Jakub Certowicz’s work as an architectural photographer in Poland has covered multiple aspects of the recent building culture there, which has been in overdrive for the past few years. As such, he has photographed both the glut of new cultural buildings – many of which we include in our Poland issue – as well as the modernist and postmodernist legacies and recent speculative boom. Here we show a wider selection of his work, and Fiona Shipwright gets his perspective on the roller-coaster ride of construction – and demolition – in Poland.
Could you tell us a little about your background? How did you become interested in photography and in particular architectural photography?
I started as a teenager, rather by accident when I chose photography as an activity at a youth community centre I attended. I became interested particularly in architectural photography thanks to Juliusz Sokołowski, with whom I worked for some time. I like this type of photography, because my reflexes were always too slow working with live models and I found it difficult to establish a good rapport with them.
You have photographed many of the buildings that could be said to represent the architectural “cultural shift” which was a starting point for our Poland issue. Was this something you became aware of as you worked or was it a surprise on looking back at your photographs to see how many of these projects had appeared over that time?
Over the last ten years many new public buildings have been built, but this process has not always been so well connected up to urban and infrastructural change. Many of them sit like objects in a vacuum, or are not used as intended, or were merely investment opportunities created quickly for short-term political or commercial gain. I must admit that many times I was fooled by the outer shell, and the finished buildings, whilst beautifully designed, did not sit comfortably on their sites once built, or just did not function properly. But there are also contrary examples … take the Warsaw University Library - for a long time I was skeptical about this building, but today you can see how brilliant this project is, and how it completely changed the face of the area.
Are there any projects or buildings which you are particularly fond of or which you think are particularly successful? Are there any that you have not yet photographed but really want to?
There have been several great buildings in recent years. One of my favourites is the headquarters and workshop of the advertising agency Yeti, which is near Krakow and designed by Jack Krych. The project has gone almost unnoticed here in Poland. I'm also a huge fan of the work of eM4 studio, who helped revitalise many of the public spaces in the old part of the city of Gorlice in southern Poland.
You have produced a very interesting series of photographs entitled "Zachłonność" – which I understand means “Greed” – and which were included in the intriguingly-named Warsaw Under Construction: Occupation Architect exhibition at the Museum of Modern Art there. Could you talk a little about what those photographs deal with?
“Zachłonność” is a new word that combines the terms Zachłanność (greed) and Chłonność (absorbency). Architects here use this term “absorbency” to describe the square metreage of useable space of a building which can be fitted onto a particular site.

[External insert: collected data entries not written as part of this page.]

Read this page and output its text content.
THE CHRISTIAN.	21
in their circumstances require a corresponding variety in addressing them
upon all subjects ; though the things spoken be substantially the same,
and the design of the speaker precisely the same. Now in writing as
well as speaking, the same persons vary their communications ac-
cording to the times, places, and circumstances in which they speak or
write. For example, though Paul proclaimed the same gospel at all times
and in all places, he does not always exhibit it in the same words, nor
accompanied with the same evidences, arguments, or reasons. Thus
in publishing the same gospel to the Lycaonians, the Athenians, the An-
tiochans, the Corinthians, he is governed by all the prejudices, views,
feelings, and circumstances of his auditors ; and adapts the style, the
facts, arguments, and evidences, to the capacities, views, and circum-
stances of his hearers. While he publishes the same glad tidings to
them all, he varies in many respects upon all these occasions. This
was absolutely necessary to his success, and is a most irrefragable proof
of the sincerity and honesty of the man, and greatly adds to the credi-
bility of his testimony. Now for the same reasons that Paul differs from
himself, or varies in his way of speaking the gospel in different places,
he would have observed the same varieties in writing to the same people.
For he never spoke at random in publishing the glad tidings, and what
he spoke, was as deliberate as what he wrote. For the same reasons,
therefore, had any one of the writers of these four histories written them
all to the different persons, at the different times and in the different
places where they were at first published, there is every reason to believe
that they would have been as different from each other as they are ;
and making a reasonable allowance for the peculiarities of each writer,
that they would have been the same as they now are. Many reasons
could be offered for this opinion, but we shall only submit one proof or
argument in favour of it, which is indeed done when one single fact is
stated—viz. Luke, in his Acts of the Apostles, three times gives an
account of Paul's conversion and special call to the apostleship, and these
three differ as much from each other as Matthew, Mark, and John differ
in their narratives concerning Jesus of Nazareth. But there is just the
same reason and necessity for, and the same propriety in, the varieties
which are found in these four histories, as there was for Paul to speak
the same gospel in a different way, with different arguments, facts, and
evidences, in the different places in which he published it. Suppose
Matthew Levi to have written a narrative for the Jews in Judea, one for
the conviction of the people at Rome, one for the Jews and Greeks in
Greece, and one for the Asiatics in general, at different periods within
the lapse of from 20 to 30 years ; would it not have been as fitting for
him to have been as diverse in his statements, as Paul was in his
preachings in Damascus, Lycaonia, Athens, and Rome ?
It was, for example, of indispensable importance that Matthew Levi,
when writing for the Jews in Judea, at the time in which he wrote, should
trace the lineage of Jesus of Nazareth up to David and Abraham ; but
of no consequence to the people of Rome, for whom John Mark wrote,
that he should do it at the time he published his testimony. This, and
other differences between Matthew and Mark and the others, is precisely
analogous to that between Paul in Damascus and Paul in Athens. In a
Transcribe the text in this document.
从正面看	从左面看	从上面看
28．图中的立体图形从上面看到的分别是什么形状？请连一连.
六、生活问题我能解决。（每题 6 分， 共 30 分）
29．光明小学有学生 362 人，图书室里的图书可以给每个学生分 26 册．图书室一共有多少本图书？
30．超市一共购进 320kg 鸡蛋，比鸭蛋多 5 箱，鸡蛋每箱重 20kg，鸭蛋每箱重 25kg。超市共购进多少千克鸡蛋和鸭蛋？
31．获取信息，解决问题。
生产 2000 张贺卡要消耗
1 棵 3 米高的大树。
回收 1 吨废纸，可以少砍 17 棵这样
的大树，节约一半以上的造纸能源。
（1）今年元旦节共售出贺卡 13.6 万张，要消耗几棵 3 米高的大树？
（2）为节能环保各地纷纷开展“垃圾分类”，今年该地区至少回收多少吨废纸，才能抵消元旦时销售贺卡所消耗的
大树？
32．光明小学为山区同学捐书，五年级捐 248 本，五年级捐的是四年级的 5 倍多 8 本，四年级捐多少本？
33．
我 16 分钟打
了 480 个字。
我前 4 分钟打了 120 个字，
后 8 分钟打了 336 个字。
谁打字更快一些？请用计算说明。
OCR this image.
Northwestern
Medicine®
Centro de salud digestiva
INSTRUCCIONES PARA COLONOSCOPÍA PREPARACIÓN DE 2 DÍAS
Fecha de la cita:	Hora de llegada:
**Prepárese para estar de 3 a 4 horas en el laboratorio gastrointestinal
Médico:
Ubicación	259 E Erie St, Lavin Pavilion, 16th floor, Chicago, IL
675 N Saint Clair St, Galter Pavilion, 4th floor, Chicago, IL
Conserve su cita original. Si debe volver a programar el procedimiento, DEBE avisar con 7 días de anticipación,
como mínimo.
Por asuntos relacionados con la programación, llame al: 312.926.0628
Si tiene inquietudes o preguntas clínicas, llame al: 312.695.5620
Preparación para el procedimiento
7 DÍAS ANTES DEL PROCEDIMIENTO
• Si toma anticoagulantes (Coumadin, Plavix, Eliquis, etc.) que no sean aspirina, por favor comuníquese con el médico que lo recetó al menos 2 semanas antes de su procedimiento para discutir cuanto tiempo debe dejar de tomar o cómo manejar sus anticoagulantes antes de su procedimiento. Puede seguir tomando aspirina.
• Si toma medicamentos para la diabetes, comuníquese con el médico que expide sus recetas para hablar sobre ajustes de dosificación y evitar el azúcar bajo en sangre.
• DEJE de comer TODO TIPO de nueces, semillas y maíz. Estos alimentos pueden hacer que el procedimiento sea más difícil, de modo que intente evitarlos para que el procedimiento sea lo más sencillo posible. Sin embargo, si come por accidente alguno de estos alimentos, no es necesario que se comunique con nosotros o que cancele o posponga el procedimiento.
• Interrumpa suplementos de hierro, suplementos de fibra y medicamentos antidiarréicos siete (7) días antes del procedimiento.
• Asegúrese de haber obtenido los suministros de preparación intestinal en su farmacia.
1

Today, the ability to condense more metres of useable space onto a site has become an important criterion in the selection of a particular project team by developers and private or even public investors. Absorbency can therefore be seen as the number of metres “added in” in relation to the number of metres “taken out”. For an investor who prefers to work in units of currency, it is the ratio of the amount of money invested versus the amount of money earned. This project is still in progress.
In 2012 you photographed the 1970s apartment blocks in Grunwaldzki Square in Wrocław, designed by Jadwiga Grabowska-Hawrylak, for an exhibition looking at how her buildings might look after some (careful) renovation work. Would you like to see a little less new building and a little more renovation happening in Polish cities?
Coming from Warsaw, I find it very difficult to accept you can just demolish a building purely because it has been deemed uneconomic or lost its original function. And I would prefer it if the people who make decisions like this are in any case the public planners and users, rather than developers. I think it's worth putting the effort into restoration and revitalisation, because a major advantage of these existing buildings is that we know them, despite their flaws.
What are you working on at present – can you tell us about any future projects?
As mentioned the “Zachłonność” project with The Museum of Modern Art in Warsaw is ongoing. At the same time I’m working with architect colleagues to try and create something like an anthology of Polish architecture of the nineties, with all the baggage of political transformation, outdated postmodernism and the cult of money that comes with that period. Also, for the past few months I’ve been working on a systematic documentation of the construction of the “New Theatre” International Cultural Centre, currently on site in Warsaw. It's an interesting project as I’m working to the rhythm of the construction, seeing and documenting the changing space from day to day, from specific details to the overall site.
– Interview by Fiona Shipwright
– Jakub Certowicz is an architectural photographer based in Warsaw.